Newsletter Archives

  • Win10 Creators Update will let you block apps from outside the Store

    This one’s starting to echo around the blogosphere.

    Windows 10 Creators Update brings several old settings – they used to be in the System applet – up to a new high-level applet called Apps.

    In the new Apps > Apps & features setting, there’s a new option called Choose where apps can be installed from. (Presumably, the wording will change before the final version ships, unless we get a new dangling participle option with.) You’re given three choices:

    • Allow apps from anywhere (that’s the default)
    • Prefer apps from the Store, but allow apps from anywhere
    • Allow apps from the Store only

    The buzz is about the last option, which should lock down machines so they can only install apps from the Store.

    Paul Thurrott has the most thorough explanation I’ve seen on thurrott.com, but the options function as you would expect.

    Of course, the worry is that Microsoft is creating a version of Windows that’ll be limited to Windows Store apps, possibly in conjunction with a “free” version of Windows that doesn’t work much better than Windows RT. It’s the “Windows 10 Cloud” direction.

    It might happen at some point, but I don’t think it’s cause for concern at this point. By the time Windows Cloud rolls around, we’ll have plenty of competing options.

  • An unexpected update on Windows 10 Cloud

    Kevin Parrish at Digital Trends kicked Windows 10 Cloud around a bit, and came up with some surprising discoveries.

    WinCloud, you may recall, is the internal name of the supposed “next” version of Windows. It was leaked on a Russian site over the weekend, and took the Windows blogosphere by storm, with lots and lots of contradictory rumors and guesses.

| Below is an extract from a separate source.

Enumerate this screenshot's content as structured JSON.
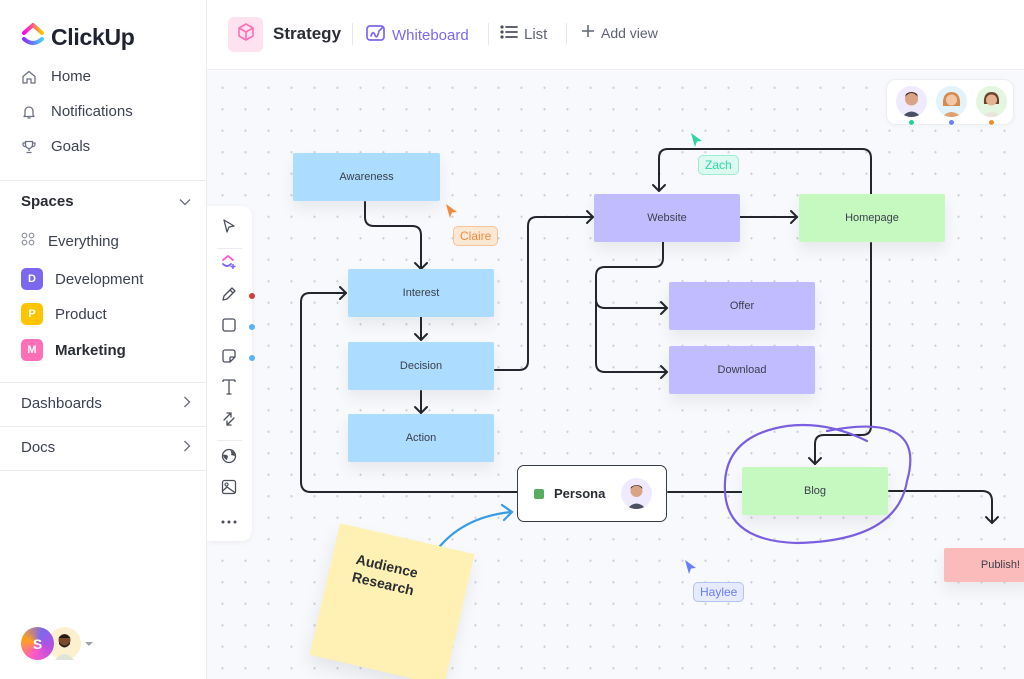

    Microsoft’s mum, of course, so we don’t have anything but an obviously pre-pre-release version of Windows 10 that runs on Intel machines.

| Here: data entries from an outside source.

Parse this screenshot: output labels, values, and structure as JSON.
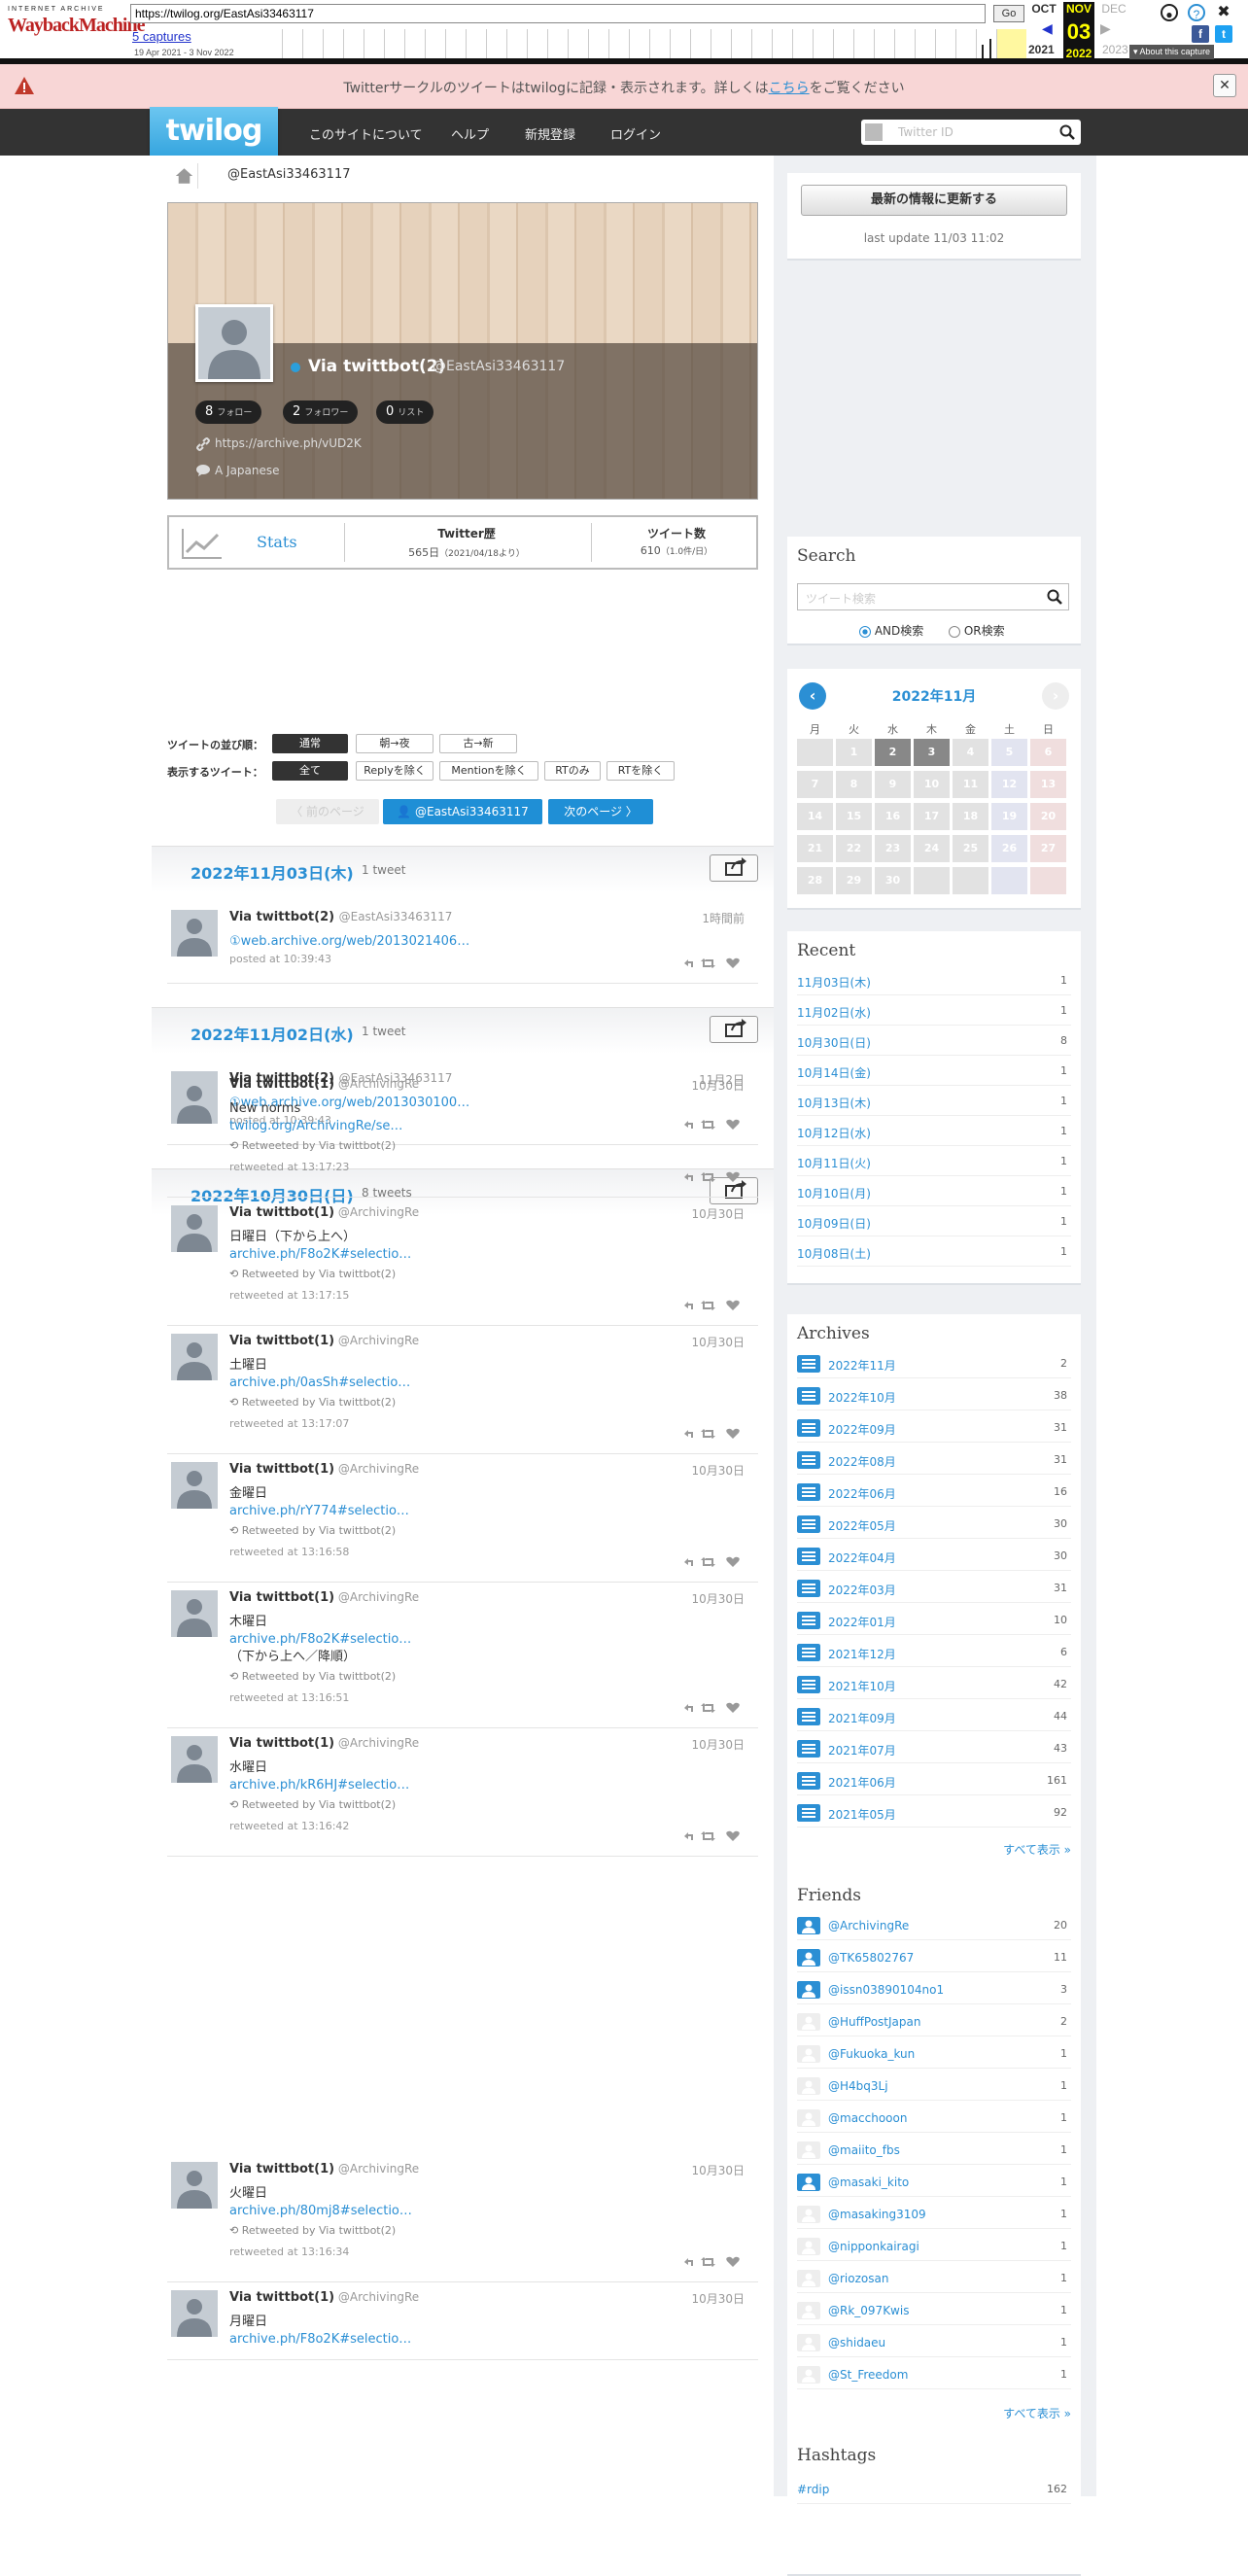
{
  "wayback": {
    "logo_top": "INTERNET ARCHIVE",
    "logo_main": "WaybackMachine",
    "url": "https://twilog.org/EastAsi33463117",
    "go": "Go",
    "captures": "5 captures",
    "range": "19 Apr 2021 - 3 Nov 2022",
    "months": {
      "prev": "OCT",
      "cur": "NOV",
      "next": "DEC"
    },
    "day": "03",
    "years": {
      "prev": "2021",
      "cur": "2022",
      "next": "2023"
    },
    "about": "▾ About this capture"
  },
  "notice": {
    "text": "Twitterサークルのツイートはtwilogに記録・表示されます。詳しくは",
    "link": "こちら",
    "suffix": "をご覧ください",
    "close": "✕"
  },
  "nav": {
    "logo": "twilog",
    "links": [
      "このサイトについて",
      "ヘルプ",
      "新規登録",
      "ログイン"
    ],
    "search_placeholder": "Twitter ID"
  },
  "breadcrumb": {
    "handle": "@EastAsi33463117"
  },
  "profile": {
    "name": "Via twittbot(2)",
    "screen_name": "@EastAsi33463117",
    "pills": [
      {
        "num": "8",
        "label": "フォロー"
      },
      {
        "num": "2",
        "label": "フォロワー"
      },
      {
        "num": "0",
        "label": "リスト"
      }
    ],
    "link": "https://archive.ph/vUD2K",
    "lang": "A Japanese"
  },
  "stats": {
    "label": "Stats",
    "history_head": "Twitter歴",
    "history_val": "565日",
    "history_sub": "（2021/04/18より）",
    "count_head": "ツイート数",
    "count_val": "610",
    "count_sub": "（1.0件/日）"
  },
  "sort": {
    "order_label": "ツイートの並び順：",
    "order_opts": [
      "通常",
      "朝→夜",
      "古→新"
    ],
    "show_label": "表示するツイート：",
    "show_opts": [
      "全て",
      "Replyを除く",
      "Mentionを除く",
      "RTのみ",
      "RTを除く"
    ]
  },
  "pager": {
    "prev": "〈 前のページ",
    "user": "@EastAsi33463117",
    "next": "次のページ 〉"
  },
  "days": [
    {
      "date": "2022年11月03日(木)",
      "count": "1 tweet"
    },
    {
      "date": "2022年11月02日(水)",
      "count": "1 tweet"
    },
    {
      "date": "2022年10月30日(日)",
      "count": "8 tweets"
    }
  ],
  "tweets": [
    {
      "name": "Via twittbot(2)",
      "sn": "@EastAsi33463117",
      "time": "1時間前",
      "text": "",
      "link": "①web.archive.org/web/2013021406…",
      "extra": "",
      "rt": "",
      "meta": "posted at 10:39:43"
    },
    {
      "name": "Via twittbot(2)",
      "sn": "@EastAsi33463117",
      "time": "11月2日",
      "text": "",
      "link": "①web.archive.org/web/2013030100…",
      "extra": "",
      "rt": "",
      "meta": "posted at 10:39:43"
    },
    {
      "name": "Via twittbot(1)",
      "sn": "@ArchivingRe",
      "time": "10月30日",
      "text": "New norms",
      "link": "twilog.org/ArchivingRe/se…",
      "extra": "",
      "rt": "Retweeted by Via twittbot(2)",
      "meta": "retweeted at 13:17:23"
    },
    {
      "name": "Via twittbot(1)",
      "sn": "@ArchivingRe",
      "time": "10月30日",
      "text": "日曜日（下から上へ）",
      "link": "archive.ph/F8o2K#selectio…",
      "extra": "",
      "rt": "Retweeted by Via twittbot(2)",
      "meta": "retweeted at 13:17:15"
    },
    {
      "name": "Via twittbot(1)",
      "sn": "@ArchivingRe",
      "time": "10月30日",
      "text": "土曜日",
      "link": "archive.ph/0asSh#selectio…",
      "extra": "",
      "rt": "Retweeted by Via twittbot(2)",
      "meta": "retweeted at 13:17:07"
    },
    {
      "name": "Via twittbot(1)",
      "sn": "@ArchivingRe",
      "time": "10月30日",
      "text": "金曜日",
      "link": "archive.ph/rY774#selectio…",
      "extra": "",
      "rt": "Retweeted by Via twittbot(2)",
      "meta": "retweeted at 13:16:58"
    },
    {
      "name": "Via twittbot(1)",
      "sn": "@ArchivingRe",
      "time": "10月30日",
      "text": "木曜日",
      "link": "archive.ph/F8o2K#selectio…",
      "extra": "（下から上へ／降順）",
      "rt": "Retweeted by Via twittbot(2)",
      "meta": "retweeted at 13:16:51"
    },
    {
      "name": "Via twittbot(1)",
      "sn": "@ArchivingRe",
      "time": "10月30日",
      "text": "水曜日",
      "link": "archive.ph/kR6HJ#selectio…",
      "extra": "",
      "rt": "Retweeted by Via twittbot(2)",
      "meta": "retweeted at 13:16:42"
    },
    {
      "name": "Via twittbot(1)",
      "sn": "@ArchivingRe",
      "time": "10月30日",
      "text": "火曜日",
      "link": "archive.ph/80mj8#selectio…",
      "extra": "",
      "rt": "Retweeted by Via twittbot(2)",
      "meta": "retweeted at 13:16:34"
    },
    {
      "name": "Via twittbot(1)",
      "sn": "@ArchivingRe",
      "time": "10月30日",
      "text": "月曜日",
      "link": "archive.ph/F8o2K#selectio…",
      "extra": "",
      "rt": "",
      "meta": ""
    }
  ],
  "side": {
    "refresh": "最新の情報に更新する",
    "last_update": "last update 11/03 11:02",
    "search_title": "Search",
    "search_placeholder": "ツイート検索",
    "and_label": "AND検索",
    "or_label": "OR検索",
    "cal_title": "2022年11月",
    "cal_days": [
      "月",
      "火",
      "水",
      "木",
      "金",
      "土",
      "日"
    ],
    "cal_nums": [
      "",
      "1",
      "2",
      "3",
      "4",
      "5",
      "6",
      "7",
      "8",
      "9",
      "10",
      "11",
      "12",
      "13",
      "14",
      "15",
      "16",
      "17",
      "18",
      "19",
      "20",
      "21",
      "22",
      "23",
      "24",
      "25",
      "26",
      "27",
      "28",
      "29",
      "30",
      "",
      "",
      "",
      ""
    ],
    "recent_title": "Recent",
    "recent": [
      {
        "d": "11月03日(木)",
        "n": "1"
      },
      {
        "d": "11月02日(水)",
        "n": "1"
      },
      {
        "d": "10月30日(日)",
        "n": "8"
      },
      {
        "d": "10月14日(金)",
        "n": "1"
      },
      {
        "d": "10月13日(木)",
        "n": "1"
      },
      {
        "d": "10月12日(水)",
        "n": "1"
      },
      {
        "d": "10月11日(火)",
        "n": "1"
      },
      {
        "d": "10月10日(月)",
        "n": "1"
      },
      {
        "d": "10月09日(日)",
        "n": "1"
      },
      {
        "d": "10月08日(土)",
        "n": "1"
      }
    ],
    "archives_title": "Archives",
    "archives": [
      {
        "d": "2022年11月",
        "n": "2"
      },
      {
        "d": "2022年10月",
        "n": "38"
      },
      {
        "d": "2022年09月",
        "n": "31"
      },
      {
        "d": "2022年08月",
        "n": "31"
      },
      {
        "d": "2022年06月",
        "n": "16"
      },
      {
        "d": "2022年05月",
        "n": "30"
      },
      {
        "d": "2022年04月",
        "n": "30"
      },
      {
        "d": "2022年03月",
        "n": "31"
      },
      {
        "d": "2022年01月",
        "n": "10"
      },
      {
        "d": "2021年12月",
        "n": "6"
      },
      {
        "d": "2021年10月",
        "n": "42"
      },
      {
        "d": "2021年09月",
        "n": "44"
      },
      {
        "d": "2021年07月",
        "n": "43"
      },
      {
        "d": "2021年06月",
        "n": "161"
      },
      {
        "d": "2021年05月",
        "n": "92"
      }
    ],
    "show_all": "すべて表示 »",
    "friends_title": "Friends",
    "friends": [
      {
        "d": "@ArchivingRe",
        "n": "20",
        "on": true
      },
      {
        "d": "@TK65802767",
        "n": "11",
        "on": true
      },
      {
        "d": "@issn03890104no1",
        "n": "3",
        "on": true
      },
      {
        "d": "@HuffPostJapan",
        "n": "2",
        "on": false
      },
      {
        "d": "@Fukuoka_kun",
        "n": "1",
        "on": false
      },
      {
        "d": "@H4bq3Lj",
        "n": "1",
        "on": false
      },
      {
        "d": "@macchooon",
        "n": "1",
        "on": false
      },
      {
        "d": "@maiito_fbs",
        "n": "1",
        "on": false
      },
      {
        "d": "@masaki_kito",
        "n": "1",
        "on": true
      },
      {
        "d": "@masaking3109",
        "n": "1",
        "on": false
      },
      {
        "d": "@nipponkairagi",
        "n": "1",
        "on": false
      },
      {
        "d": "@riozosan",
        "n": "1",
        "on": false
      },
      {
        "d": "@Rk_097Kwis",
        "n": "1",
        "on": false
      },
      {
        "d": "@shidaeu",
        "n": "1",
        "on": false
      },
      {
        "d": "@St_Freedom",
        "n": "1",
        "on": false
      }
    ],
    "hashtags_title": "Hashtags",
    "hashtag_first": "#rdip",
    "hashtag_first_n": "162"
  },
  "colors": {
    "accent": "#2b8fd4",
    "nav": "#333333",
    "blue_button": "#1f8fd6"
  }
}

    Parrish found a half-dozen features/settings that merit consideration, including the ability to install apps from anywhere (not just the Windows Store), and a test run of a converted Win32 app. There’s a list of very small differences between the current Win10 beta (15025) and this Windows Cloud beta. (One of the differences listed isn’t, in fact, a difference: Windows PowerShell will replace Command Prompt in the 1703 Power Menu.)

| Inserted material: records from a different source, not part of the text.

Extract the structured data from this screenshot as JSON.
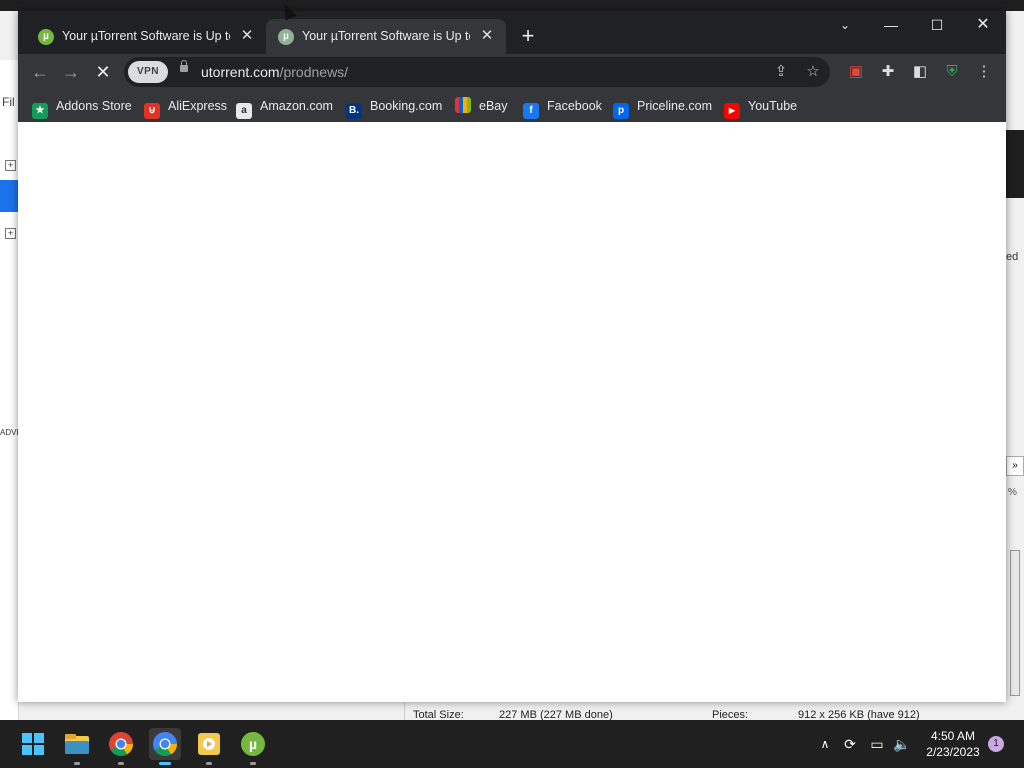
{
  "chrome": {
    "tabs": [
      {
        "title": "Your µTorrent Software is Up to Date",
        "active": false
      },
      {
        "title": "Your µTorrent Software is Up to Date",
        "active": true
      }
    ],
    "new_tab_symbol": "+",
    "url_host": "utorrent.com",
    "url_path": "/prodnews/",
    "vpn_label": "VPN",
    "bookmarks": [
      {
        "label": "Addons Store",
        "icon": "addons-store-icon",
        "color": "#0f9d58"
      },
      {
        "label": "AliExpress",
        "icon": "aliexpress-icon",
        "color": "#e43225"
      },
      {
        "label": "Amazon.com",
        "icon": "amazon-icon",
        "color": "#232f3e"
      },
      {
        "label": "Booking.com",
        "icon": "booking-icon",
        "color": "#003580"
      },
      {
        "label": "eBay",
        "icon": "ebay-icon",
        "color": "#e53238"
      },
      {
        "label": "Facebook",
        "icon": "facebook-icon",
        "color": "#1877f2"
      },
      {
        "label": "Priceline.com",
        "icon": "priceline-icon",
        "color": "#0068ef"
      },
      {
        "label": "YouTube",
        "icon": "youtube-icon",
        "color": "#ff0000"
      }
    ]
  },
  "background_app": {
    "filter_label": "Fil",
    "adv_label": "ADVE",
    "right_label": "ed",
    "percent_label": "%",
    "total_size_label": "Total Size:",
    "total_size_value": "227 MB (227 MB done)",
    "pieces_label": "Pieces:",
    "pieces_value": "912 x 256 KB (have 912)"
  },
  "taskbar": {
    "time": "4:50 AM",
    "date": "2/23/2023",
    "notification_count": "1",
    "apps": [
      "start-icon",
      "file-explorer-icon",
      "chrome-icon",
      "chrome-beta-icon",
      "media-player-icon",
      "utorrent-icon"
    ]
  }
}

    If you’re curious about the way Windows may be headed late this year, take a look.

    UPDATE: WalkingCat, @h0x0d on Twitter, has just tweeted a retraction of sorts. It seems that the ability to restrict apps to Windows Store only is present in all editions of 1703. I can confirm that the setting is on my plain-vanilla copies of Win10 beta 15025.

    Where does that leave us? With a functional test run of a Desktop App Converter/project Centennial-converted app – and a Cloud version that’s more enigmatic than ever.